In the last few weeks, I have been working on an issue in Sqoop that Sqoop’s “–append” options does not work well with parameter “-Dmapreduce.output.basename”. The goal of adding “-Dmapreduce.output.basename” is to ask Sqoop to generate custom file names for the target file in HDFS, rather than using the default “part” prefix for all files.
However, Sqoop has a bug that when trying to move the file from temp folder to target folder in HDFS, it does not respect the setting for mapreduce.output.basename, hence resulted no data being moved to the final destination.
This can be confirmed by turning on the DEBUG logging for Sqoop (using –verbose):
sqoop import -Dmapreduce.output.basename="eric-test" \ --connect jdbc:mysql://mysql-host.com/test \ --username root --password 'root' --table test \ --target-dir /tmp/ericlin-test/sqoop/test --fields-terminated-by '\t' \ --verbose --append 18/05/28 22:24:44 INFO util.AppendUtils: Appending to directory test 18/05/28 22:24:44 DEBUG util.AppendUtils: Filename: _SUCCESS ignored 18/05/28 22:24:44 DEBUG util.AppendUtils: Filename: eric-test-m-00000 ignored 18/05/28 22:24:44 DEBUG util.AppendUtils: Filename: eric-test-m-00001 ignored 18/05/28 22:24:44 DEBUG util.AppendUtils: Filename: eric-test-m-00002 ignored 18/05/28 22:24:44 DEBUG util.AppendUtils: Deleting temporary folder 14935e396acc4ea7b9a6236c66064c9b_test
From the output, you can see that Sqoop ignored all the files generated with prefix “eric-test”.
I have submitted a upstream JIRA SQOOP-3330, and after a few review cycles, my patch finally get accepted and committed to Sqoop’s trunk code base. I am looking forward for the fix to be backported into CDH in the near future.
Update (28th of April, 2020): This JIRA is confirmed to be backported into CDH since version 6.1.0. So if you face this issue, upgrade to latest CDH/CDP would have the fix. The workaround is to simply add “part_” prefix to mapreduce.output.basename, so like “part_eric_test” to force Sqoop to copy those files, as older Sqoop will look for filenames start with “part”.
We are currently using MySql as sqoop metastore.
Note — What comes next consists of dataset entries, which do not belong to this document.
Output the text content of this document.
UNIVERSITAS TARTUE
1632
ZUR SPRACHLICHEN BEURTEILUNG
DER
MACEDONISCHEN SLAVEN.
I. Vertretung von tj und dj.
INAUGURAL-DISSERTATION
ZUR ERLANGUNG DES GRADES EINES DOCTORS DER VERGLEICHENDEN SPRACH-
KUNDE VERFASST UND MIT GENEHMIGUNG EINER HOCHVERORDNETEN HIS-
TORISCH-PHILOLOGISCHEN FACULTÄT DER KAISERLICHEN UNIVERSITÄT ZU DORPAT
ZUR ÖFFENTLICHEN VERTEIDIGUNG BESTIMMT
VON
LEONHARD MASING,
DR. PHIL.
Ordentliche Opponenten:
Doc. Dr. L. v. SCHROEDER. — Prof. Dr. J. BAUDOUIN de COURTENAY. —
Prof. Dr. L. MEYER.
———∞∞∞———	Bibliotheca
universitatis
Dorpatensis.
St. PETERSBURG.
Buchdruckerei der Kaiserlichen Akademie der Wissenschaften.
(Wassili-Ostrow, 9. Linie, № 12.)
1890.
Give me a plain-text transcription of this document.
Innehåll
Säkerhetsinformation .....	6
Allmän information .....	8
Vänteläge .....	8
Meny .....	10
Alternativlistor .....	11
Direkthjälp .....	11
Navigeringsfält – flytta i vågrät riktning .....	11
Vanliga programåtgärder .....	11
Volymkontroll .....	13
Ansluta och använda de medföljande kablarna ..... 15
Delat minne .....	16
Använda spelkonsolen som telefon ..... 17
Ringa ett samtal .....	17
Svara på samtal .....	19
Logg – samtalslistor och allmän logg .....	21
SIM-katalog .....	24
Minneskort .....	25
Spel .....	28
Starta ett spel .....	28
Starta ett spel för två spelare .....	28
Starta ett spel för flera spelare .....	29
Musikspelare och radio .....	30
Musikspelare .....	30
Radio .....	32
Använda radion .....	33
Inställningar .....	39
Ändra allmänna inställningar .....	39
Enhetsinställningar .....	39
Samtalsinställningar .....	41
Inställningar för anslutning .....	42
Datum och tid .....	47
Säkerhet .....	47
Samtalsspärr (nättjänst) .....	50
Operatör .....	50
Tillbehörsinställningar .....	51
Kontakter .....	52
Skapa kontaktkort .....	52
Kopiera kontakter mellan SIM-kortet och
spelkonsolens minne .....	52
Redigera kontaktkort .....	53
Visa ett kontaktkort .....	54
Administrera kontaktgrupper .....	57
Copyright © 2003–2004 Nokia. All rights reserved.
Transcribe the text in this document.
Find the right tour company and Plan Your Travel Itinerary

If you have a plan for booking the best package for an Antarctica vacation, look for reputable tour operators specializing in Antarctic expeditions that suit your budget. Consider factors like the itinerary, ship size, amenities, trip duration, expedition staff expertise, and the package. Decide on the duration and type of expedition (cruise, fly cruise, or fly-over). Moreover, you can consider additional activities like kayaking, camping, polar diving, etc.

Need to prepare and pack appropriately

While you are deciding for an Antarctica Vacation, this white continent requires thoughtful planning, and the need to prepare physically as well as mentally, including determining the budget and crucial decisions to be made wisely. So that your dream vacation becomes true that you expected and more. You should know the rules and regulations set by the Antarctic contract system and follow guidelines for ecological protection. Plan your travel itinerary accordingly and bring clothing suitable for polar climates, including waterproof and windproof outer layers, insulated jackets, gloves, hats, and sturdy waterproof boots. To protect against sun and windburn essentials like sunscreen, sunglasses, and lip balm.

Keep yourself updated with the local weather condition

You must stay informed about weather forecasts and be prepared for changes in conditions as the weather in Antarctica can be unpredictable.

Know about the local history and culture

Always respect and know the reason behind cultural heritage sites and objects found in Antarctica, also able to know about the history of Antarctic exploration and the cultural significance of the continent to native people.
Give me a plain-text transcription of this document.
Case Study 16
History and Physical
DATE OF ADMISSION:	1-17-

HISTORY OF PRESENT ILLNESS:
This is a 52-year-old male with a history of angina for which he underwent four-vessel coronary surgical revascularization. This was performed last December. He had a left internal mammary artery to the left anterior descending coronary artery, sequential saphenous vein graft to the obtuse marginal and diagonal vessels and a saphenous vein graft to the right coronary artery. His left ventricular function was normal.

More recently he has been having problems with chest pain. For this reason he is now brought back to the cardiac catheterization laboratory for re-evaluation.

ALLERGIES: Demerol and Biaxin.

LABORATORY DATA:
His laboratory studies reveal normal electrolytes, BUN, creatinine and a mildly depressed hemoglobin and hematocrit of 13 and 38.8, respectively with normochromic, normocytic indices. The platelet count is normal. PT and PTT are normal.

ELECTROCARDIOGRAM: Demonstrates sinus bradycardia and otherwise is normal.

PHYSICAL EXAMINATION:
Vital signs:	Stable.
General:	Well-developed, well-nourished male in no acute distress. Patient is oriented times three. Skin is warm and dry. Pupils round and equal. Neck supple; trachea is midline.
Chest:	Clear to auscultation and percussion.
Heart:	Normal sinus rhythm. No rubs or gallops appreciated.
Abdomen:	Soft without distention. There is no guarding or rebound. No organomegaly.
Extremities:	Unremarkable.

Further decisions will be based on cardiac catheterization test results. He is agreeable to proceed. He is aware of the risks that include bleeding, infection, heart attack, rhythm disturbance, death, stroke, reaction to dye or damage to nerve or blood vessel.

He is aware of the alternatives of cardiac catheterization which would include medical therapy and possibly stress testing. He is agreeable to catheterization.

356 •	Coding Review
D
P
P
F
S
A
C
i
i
MySQL DB is share with all other hadoop services.
As of now, we use file based approach for Sqoop incremental pull requirements. We plan to use Sqoop incremental option which uses sqoop metastore. We are concerned if shared metastore MySQL db may get impacted with sqoop jobs.
What is the best practice on Sqoop incremental?
Can we use SQLite for each job instead of shared MySQL?
What can be nuances using SQLite?
Sorry about the late reply.
If you have concerns about shared MySQL, have you considered a dedicated MySQL host just for Sqoop purpose?
By default, Sqoop uses HSQLDB, do you think this is suitable for you?
In my personal opinion, Sqoop does not use metastore heavily, it only saves and retrieves data from database when you run saved jobs. Unless you run your job multiple times a second, I would not worry too much about it.
Hope above is useful.
Again, apologies for the delay in response.